I read the letter that he had given me and to my surprise I found out that I had -again- received a pay rise, the second time in about a year. This was -among other things- due to the fact that I have taken up a study in October last year. I have been working as a UX designer for some time now but I’ve never taken a course or got any certificates to prove my knowledge about the subject. Basically I have been doing UX as part of any assignment so far as there was no specific education for this at the time. Plus it had always been part of the design process anyway just not as extensive as it is nowadays. So I already had some knowledge because of my work experience over the last 10 years.

UX design is booming at the moment, just like webdesign became booming about 15 years ago. Back then the issue was the same, there was no education and everything I’ve learned I’ve learned through self-study and hands-on experience. But I guess I was a lot more aware of my skills when I was younger, I never had to give anything any thought, I just did what was expected so I learned new skills along the way and had no doubts I could deliver whenever I had to. I was successful and confident. I guess when you get older all of that starts to fade a little so I took on the courses in order to see what level of knowledge I have, to gain more confidence and to learn whatever I still have to learn.

So far I’ve been doing really well, I already have my first certificate in and I’m currently taking the second course out of a total of nine. I’m truly enjoying the subjects especially the current one which is about the principles of designing for humans. I’ve learned so much already about psychology and physical facts, the way a user reads the information presented on screen or how information is moving from short-term memory to long-term memory and what the eye perceives information-wise. It’s all very interesting! I’ve noticed that I also enjoy studying, something I didn’t expect when I started the first course. Yes it’s hard to study and work at the same time but it’s so extremely rewarding.

Whilst talking with my unit manager I told him I was even thinking about getting another degree.
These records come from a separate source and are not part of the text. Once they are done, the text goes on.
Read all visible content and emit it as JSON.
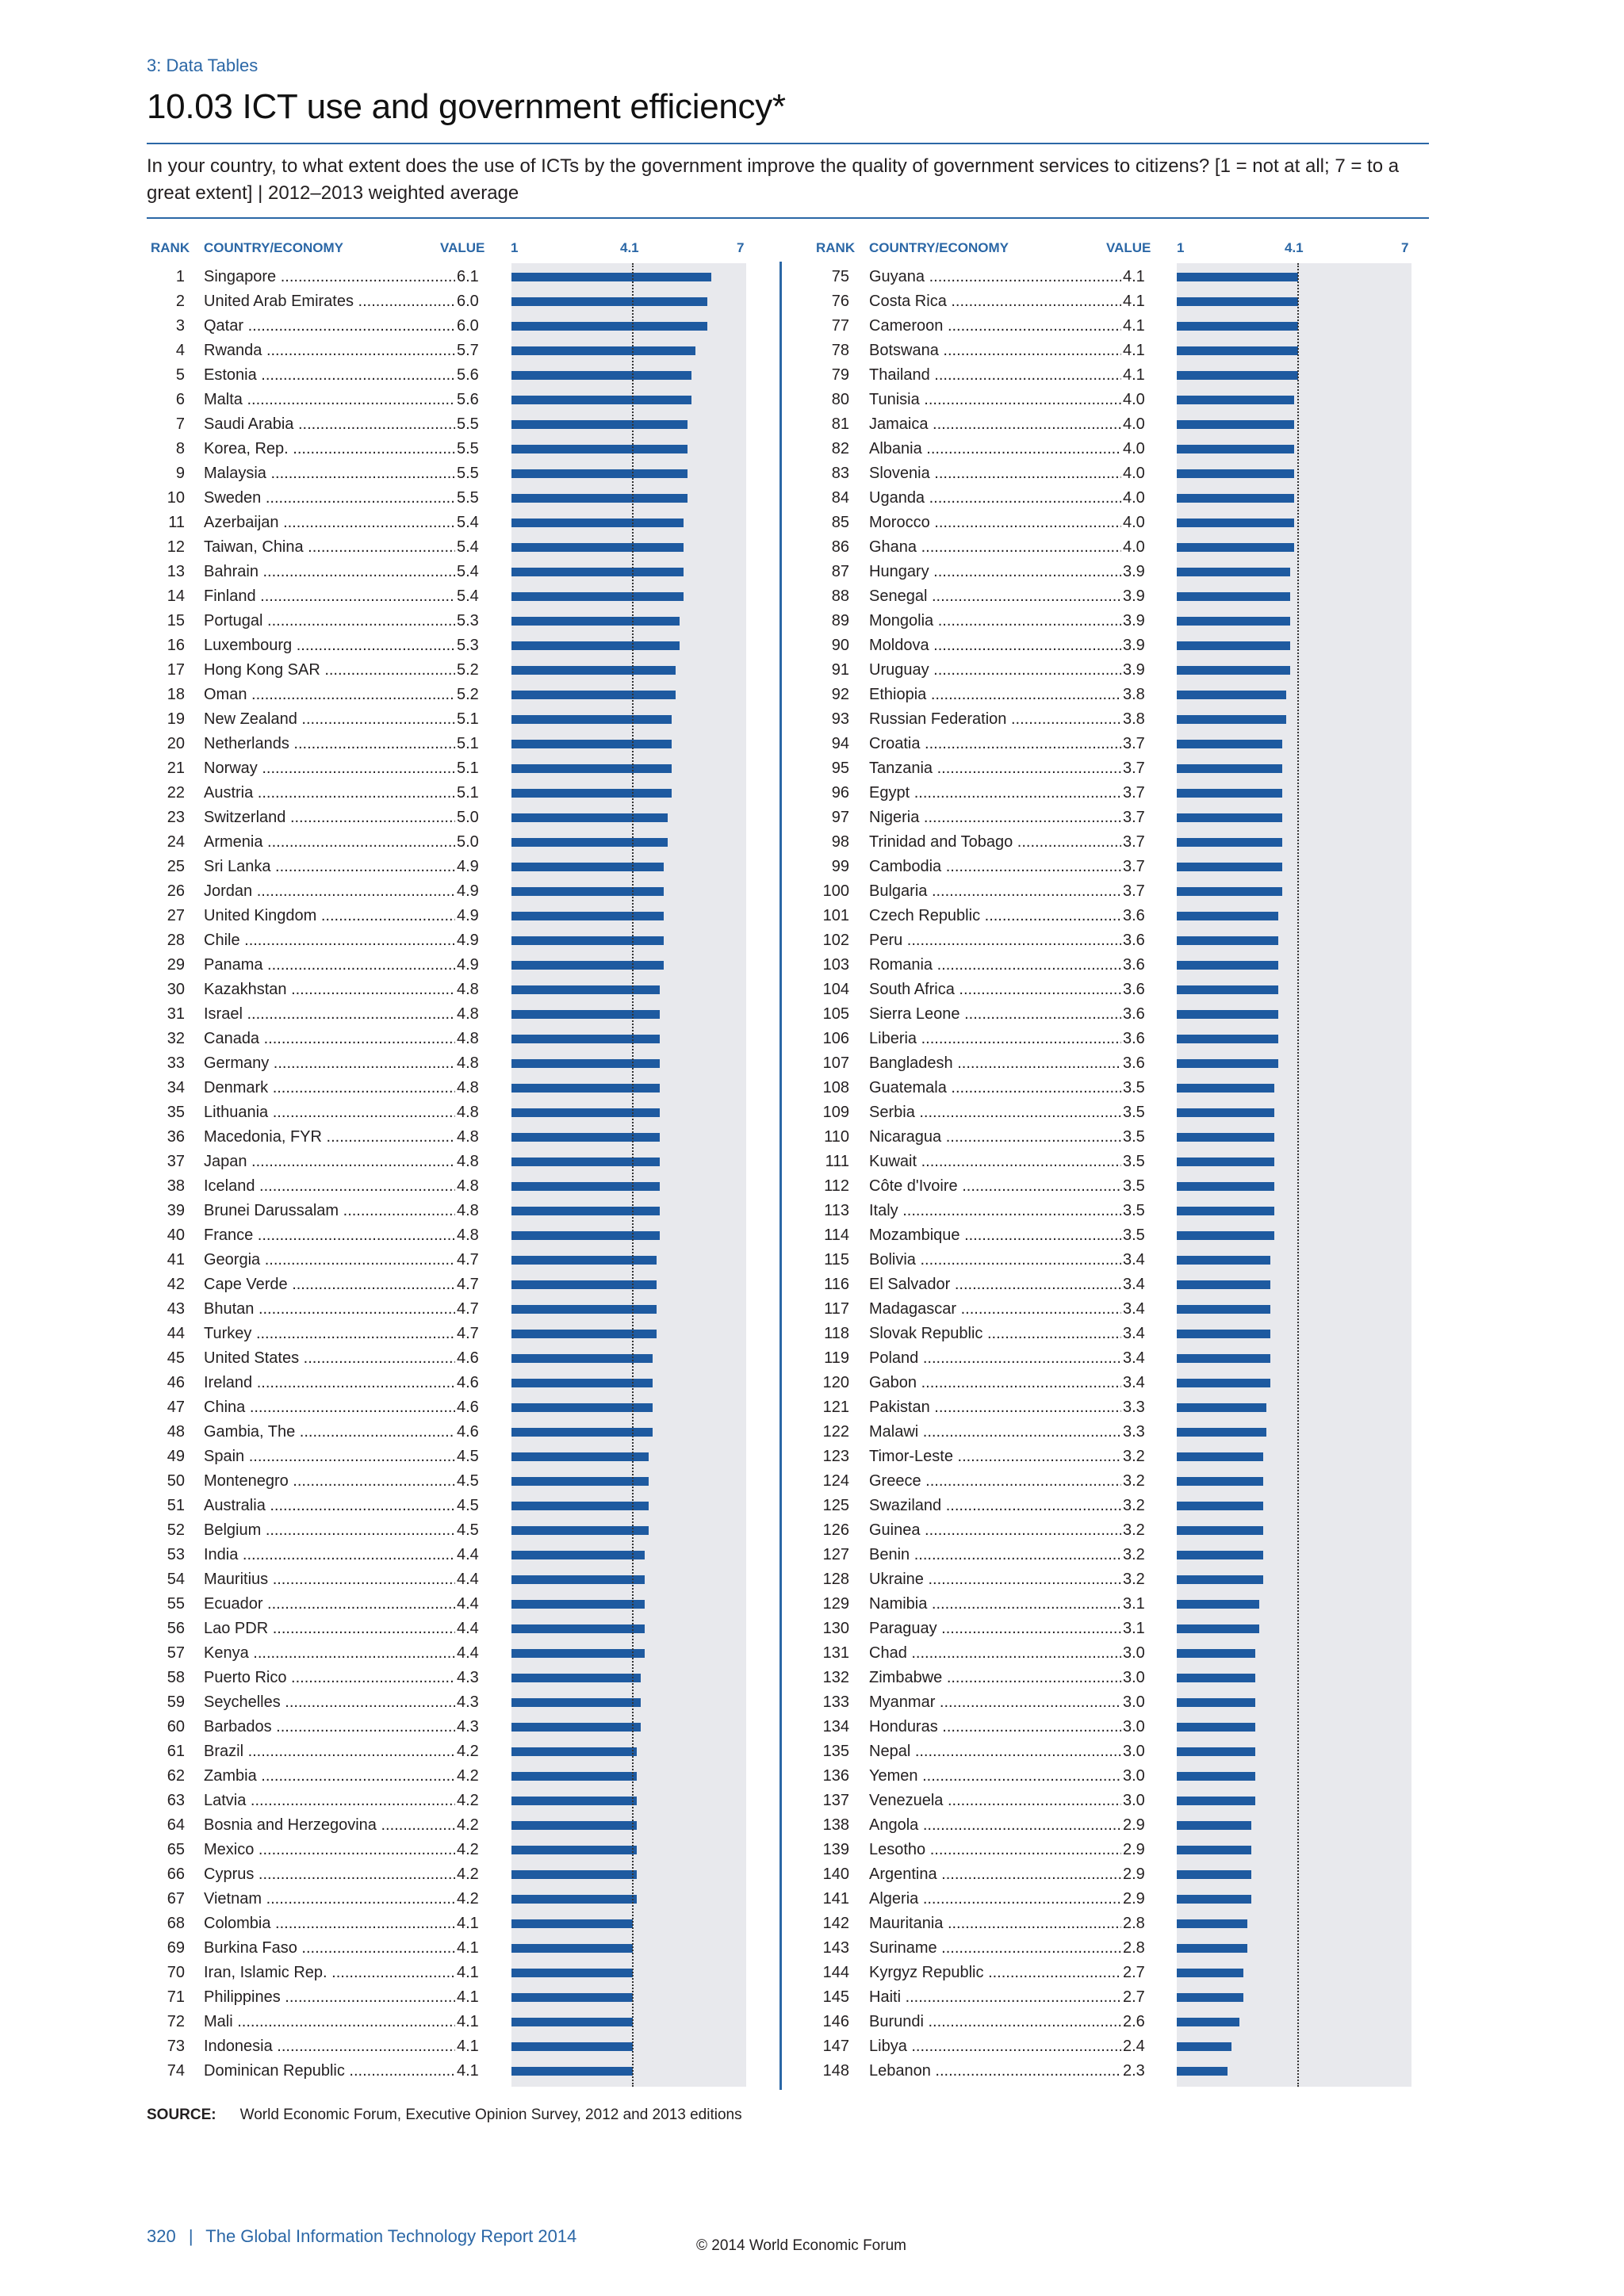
{
  "header": {
    "section": "3: Data Tables",
    "title": "10.03 ICT use and government efficiency*",
    "description": "In your country, to what extent does the use of ICTs by the government improve the quality of government services to citizens? [1 = not at all; 7 = to a great extent]  |  2012–2013 weighted average"
  },
  "columns": {
    "rank": "RANK",
    "country": "COUNTRY/ECONOMY",
    "value": "VALUE",
    "scale_min": "1",
    "scale_mid": "4.1",
    "scale_max": "7"
  },
  "chart_data": {
    "type": "bar",
    "orientation": "horizontal",
    "xlim": [
      1,
      7
    ],
    "reference_line": 4.1,
    "rows": [
      {
        "rank": "1",
        "country": "Singapore",
        "value": "6.1"
      },
      {
        "rank": "2",
        "country": "United Arab Emirates",
        "value": "6.0"
      },
      {
        "rank": "3",
        "country": "Qatar",
        "value": "6.0"
      },
      {
        "rank": "4",
        "country": "Rwanda",
        "value": "5.7"
      },
      {
        "rank": "5",
        "country": "Estonia",
        "value": "5.6"
      },
      {
        "rank": "6",
        "country": "Malta",
        "value": "5.6"
      },
      {
        "rank": "7",
        "country": "Saudi Arabia",
        "value": "5.5"
      },
      {
        "rank": "8",
        "country": "Korea, Rep.",
        "value": "5.5"
      },
      {
        "rank": "9",
        "country": "Malaysia",
        "value": "5.5"
      },
      {
        "rank": "10",
        "country": "Sweden",
        "value": "5.5"
      },
      {
        "rank": "11",
        "country": "Azerbaijan",
        "value": "5.4"
      },
      {
        "rank": "12",
        "country": "Taiwan, China",
        "value": "5.4"
      },
      {
        "rank": "13",
        "country": "Bahrain",
        "value": "5.4"
      },
      {
        "rank": "14",
        "country": "Finland",
        "value": "5.4"
      },
      {
        "rank": "15",
        "country": "Portugal",
        "value": "5.3"
      },
      {
        "rank": "16",
        "country": "Luxembourg",
        "value": "5.3"
      },
      {
        "rank": "17",
        "country": "Hong Kong SAR",
        "value": "5.2"
      },
      {
        "rank": "18",
        "country": "Oman",
        "value": "5.2"
      },
      {
        "rank": "19",
        "country": "New Zealand",
        "value": "5.1"
      },
      {
        "rank": "20",
        "country": "Netherlands",
        "value": "5.1"
      },
      {
        "rank": "21",
        "country": "Norway",
        "value": "5.1"
      },
      {
        "rank": "22",
        "country": "Austria",
        "value": "5.1"
      },
      {
        "rank": "23",
        "country": "Switzerland",
        "value": "5.0"
      },
      {
        "rank": "24",
        "country": "Armenia",
        "value": "5.0"
      },
      {
        "rank": "25",
        "country": "Sri Lanka",
        "value": "4.9"
      },
      {
        "rank": "26",
        "country": "Jordan",
        "value": "4.9"
      },
      {
        "rank": "27",
        "country": "United Kingdom",
        "value": "4.9"
      },
      {
        "rank": "28",
        "country": "Chile",
        "value": "4.9"
      },
      {
        "rank": "29",
        "country": "Panama",
        "value": "4.9"
      },
      {
        "rank": "30",
        "country": "Kazakhstan",
        "value": "4.8"
      },
      {
        "rank": "31",
        "country": "Israel",
        "value": "4.8"
      },
      {
        "rank": "32",
        "country": "Canada",
        "value": "4.8"
      },
      {
        "rank": "33",
        "country": "Germany",
        "value": "4.8"
      },
      {
        "rank": "34",
        "country": "Denmark",
        "value": "4.8"
      },
      {
        "rank": "35",
        "country": "Lithuania",
        "value": "4.8"
      },
      {
        "rank": "36",
        "country": "Macedonia, FYR",
        "value": "4.8"
      },
      {
        "rank": "37",
        "country": "Japan",
        "value": "4.8"
      },
      {
        "rank": "38",
        "country": "Iceland",
        "value": "4.8"
      },
      {
        "rank": "39",
        "country": "Brunei Darussalam",
        "value": "4.8"
      },
      {
        "rank": "40",
        "country": "France",
        "value": "4.8"
      },
      {
        "rank": "41",
        "country": "Georgia",
        "value": "4.7"
      },
      {
        "rank": "42",
        "country": "Cape Verde",
        "value": "4.7"
      },
      {
        "rank": "43",
        "country": "Bhutan",
        "value": "4.7"
      },
      {
        "rank": "44",
        "country": "Turkey",
        "value": "4.7"
      },
      {
        "rank": "45",
        "country": "United States",
        "value": "4.6"
      },
      {
        "rank": "46",
        "country": "Ireland",
        "value": "4.6"
      },
      {
        "rank": "47",
        "country": "China",
        "value": "4.6"
      },
      {
        "rank": "48",
        "country": "Gambia, The",
        "value": "4.6"
      },
      {
        "rank": "49",
        "country": "Spain",
        "value": "4.5"
      },
      {
        "rank": "50",
        "country": "Montenegro",
        "value": "4.5"
      },
      {
        "rank": "51",
        "country": "Australia",
        "value": "4.5"
      },
      {
        "rank": "52",
        "country": "Belgium",
        "value": "4.5"
      },
      {
        "rank": "53",
        "country": "India",
        "value": "4.4"
      },
      {
        "rank": "54",
        "country": "Mauritius",
        "value": "4.4"
      },
      {
        "rank": "55",
        "country": "Ecuador",
        "value": "4.4"
      },
      {
        "rank": "56",
        "country": "Lao PDR",
        "value": "4.4"
      },
      {
        "rank": "57",
        "country": "Kenya",
        "value": "4.4"
      },
      {
        "rank": "58",
        "country": "Puerto Rico",
        "value": "4.3"
      },
      {
        "rank": "59",
        "country": "Seychelles",
        "value": "4.3"
      },
      {
        "rank": "60",
        "country": "Barbados",
        "value": "4.3"
      },
      {
        "rank": "61",
        "country": "Brazil",
        "value": "4.2"
      },
      {
        "rank": "62",
        "country": "Zambia",
        "value": "4.2"
      },
      {
        "rank": "63",
        "country": "Latvia",
        "value": "4.2"
      },
      {
        "rank": "64",
        "country": "Bosnia and Herzegovina",
        "value": "4.2"
      },
      {
        "rank": "65",
        "country": "Mexico",
        "value": "4.2"
      },
      {
        "rank": "66",
        "country": "Cyprus",
        "value": "4.2"
      },
      {
        "rank": "67",
        "country": "Vietnam",
        "value": "4.2"
      },
      {
        "rank": "68",
        "country": "Colombia",
        "value": "4.1"
      },
      {
        "rank": "69",
        "country": "Burkina Faso",
        "value": "4.1"
      },
      {
        "rank": "70",
        "country": "Iran, Islamic Rep.",
        "value": "4.1"
      },
      {
        "rank": "71",
        "country": "Philippines",
        "value": "4.1"
      },
      {
        "rank": "72",
        "country": "Mali",
        "value": "4.1"
      },
      {
        "rank": "73",
        "country": "Indonesia",
        "value": "4.1"
      },
      {
        "rank": "74",
        "country": "Dominican Republic",
        "value": "4.1"
      },
      {
        "rank": "75",
        "country": "Guyana",
        "value": "4.1"
      },
      {
        "rank": "76",
        "country": "Costa Rica",
        "value": "4.1"
      },
      {
        "rank": "77",
        "country": "Cameroon",
        "value": "4.1"
      },
      {
        "rank": "78",
        "country": "Botswana",
        "value": "4.1"
      },
      {
        "rank": "79",
        "country": "Thailand",
        "value": "4.1"
      },
      {
        "rank": "80",
        "country": "Tunisia",
        "value": "4.0"
      },
      {
        "rank": "81",
        "country": "Jamaica",
        "value": "4.0"
      },
      {
        "rank": "82",
        "country": "Albania",
        "value": "4.0"
      },
      {
        "rank": "83",
        "country": "Slovenia",
        "value": "4.0"
      },
      {
        "rank": "84",
        "country": "Uganda",
        "value": "4.0"
      },
      {
        "rank": "85",
        "country": "Morocco",
        "value": "4.0"
      },
      {
        "rank": "86",
        "country": "Ghana",
        "value": "4.0"
      },
      {
        "rank": "87",
        "country": "Hungary",
        "value": "3.9"
      },
      {
        "rank": "88",
        "country": "Senegal",
        "value": "3.9"
      },
      {
        "rank": "89",
        "country": "Mongolia",
        "value": "3.9"
      },
      {
        "rank": "90",
        "country": "Moldova",
        "value": "3.9"
      },
      {
        "rank": "91",
        "country": "Uruguay",
        "value": "3.9"
      },
      {
        "rank": "92",
        "country": "Ethiopia",
        "value": "3.8"
      },
      {
        "rank": "93",
        "country": "Russian Federation",
        "value": "3.8"
      },
      {
        "rank": "94",
        "country": "Croatia",
        "value": "3.7"
      },
      {
        "rank": "95",
        "country": "Tanzania",
        "value": "3.7"
      },
      {
        "rank": "96",
        "country": "Egypt",
        "value": "3.7"
      },
      {
        "rank": "97",
        "country": "Nigeria",
        "value": "3.7"
      },
      {
        "rank": "98",
        "country": "Trinidad and Tobago",
        "value": "3.7"
      },
      {
        "rank": "99",
        "country": "Cambodia",
        "value": "3.7"
      },
      {
        "rank": "100",
        "country": "Bulgaria",
        "value": "3.7"
      },
      {
        "rank": "101",
        "country": "Czech Republic",
        "value": "3.6"
      },
      {
        "rank": "102",
        "country": "Peru",
        "value": "3.6"
      },
      {
        "rank": "103",
        "country": "Romania",
        "value": "3.6"
      },
      {
        "rank": "104",
        "country": "South Africa",
        "value": "3.6"
      },
      {
        "rank": "105",
        "country": "Sierra Leone",
        "value": "3.6"
      },
      {
        "rank": "106",
        "country": "Liberia",
        "value": "3.6"
      },
      {
        "rank": "107",
        "country": "Bangladesh",
        "value": "3.6"
      },
      {
        "rank": "108",
        "country": "Guatemala",
        "value": "3.5"
      },
      {
        "rank": "109",
        "country": "Serbia",
        "value": "3.5"
      },
      {
        "rank": "110",
        "country": "Nicaragua",
        "value": "3.5"
      },
      {
        "rank": "111",
        "country": "Kuwait",
        "value": "3.5"
      },
      {
        "rank": "112",
        "country": "Côte d'Ivoire",
        "value": "3.5"
      },
      {
        "rank": "113",
        "country": "Italy",
        "value": "3.5"
      },
      {
        "rank": "114",
        "country": "Mozambique",
        "value": "3.5"
      },
      {
        "rank": "115",
        "country": "Bolivia",
        "value": "3.4"
      },
      {
        "rank": "116",
        "country": "El Salvador",
        "value": "3.4"
      },
      {
        "rank": "117",
        "country": "Madagascar",
        "value": "3.4"
      },
      {
        "rank": "118",
        "country": "Slovak Republic",
        "value": "3.4"
      },
      {
        "rank": "119",
        "country": "Poland",
        "value": "3.4"
      },
      {
        "rank": "120",
        "country": "Gabon",
        "value": "3.4"
      },
      {
        "rank": "121",
        "country": "Pakistan",
        "value": "3.3"
      },
      {
        "rank": "122",
        "country": "Malawi",
        "value": "3.3"
      },
      {
        "rank": "123",
        "country": "Timor-Leste",
        "value": "3.2"
      },
      {
        "rank": "124",
        "country": "Greece",
        "value": "3.2"
      },
      {
        "rank": "125",
        "country": "Swaziland",
        "value": "3.2"
      },
      {
        "rank": "126",
        "country": "Guinea",
        "value": "3.2"
      },
      {
        "rank": "127",
        "country": "Benin",
        "value": "3.2"
      },
      {
        "rank": "128",
        "country": "Ukraine",
        "value": "3.2"
      },
      {
        "rank": "129",
        "country": "Namibia",
        "value": "3.1"
      },
      {
        "rank": "130",
        "country": "Paraguay",
        "value": "3.1"
      },
      {
        "rank": "131",
        "country": "Chad",
        "value": "3.0"
      },
      {
        "rank": "132",
        "country": "Zimbabwe",
        "value": "3.0"
      },
      {
        "rank": "133",
        "country": "Myanmar",
        "value": "3.0"
      },
      {
        "rank": "134",
        "country": "Honduras",
        "value": "3.0"
      },
      {
        "rank": "135",
        "country": "Nepal",
        "value": "3.0"
      },
      {
        "rank": "136",
        "country": "Yemen",
        "value": "3.0"
      },
      {
        "rank": "137",
        "country": "Venezuela",
        "value": "3.0"
      },
      {
        "rank": "138",
        "country": "Angola",
        "value": "2.9"
      },
      {
        "rank": "139",
        "country": "Lesotho",
        "value": "2.9"
      },
      {
        "rank": "140",
        "country": "Argentina",
        "value": "2.9"
      },
      {
        "rank": "141",
        "country": "Algeria",
        "value": "2.9"
      },
      {
        "rank": "142",
        "country": "Mauritania",
        "value": "2.8"
      },
      {
        "rank": "143",
        "country": "Suriname",
        "value": "2.8"
      },
      {
        "rank": "144",
        "country": "Kyrgyz Republic",
        "value": "2.7"
      },
      {
        "rank": "145",
        "country": "Haiti",
        "value": "2.7"
      },
      {
        "rank": "146",
        "country": "Burundi",
        "value": "2.6"
      },
      {
        "rank": "147",
        "country": "Libya",
        "value": "2.4"
      },
      {
        "rank": "148",
        "country": "Lebanon",
        "value": "2.3"
      }
    ]
  },
  "source": {
    "label": "SOURCE:",
    "text": "World Economic Forum, Executive Opinion Survey, 2012 and 2013 editions"
  },
  "footer": {
    "page_number": "320",
    "separator": "|",
    "report": "The Global Information Technology Report 2014",
    "copyright": "© 2014 World Economic Forum"
  }
}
He asked me if it was necessary and if I really needed it in order to get assignments in and to my surprise I had to answer that question with a ‘no’. So far I had two different assignments both for the local government where I was rejected because of my level of education which is fine but I don’t have any diploma’s. Let me rephrase that, I do have a diploma… but because I have been gaining experience through work, my level of knowledge has become way higher than my original education. I have a bachelor degree but my level of knowledge is equal to a masters degree (which I don’t have).

It has never stopped me before to get to where I wanted to be. So after he asked me that question I was thinking that perhaps I’d better spend my time on my jewellery designs instead of trying to get another degree which will take another three years. I’ve been getting assignments in over the last six years without a problem. Taking on the study was a wise thing to do but it’s sufficient for now. I’m happy I made the choice and that I’m getting the certificates I need, in order to become more confident. The study will be finished in about nine months and when it does, I will have more spare time again to work on my other skills that make me happy: my jewellery designs. Something cool to look forward to!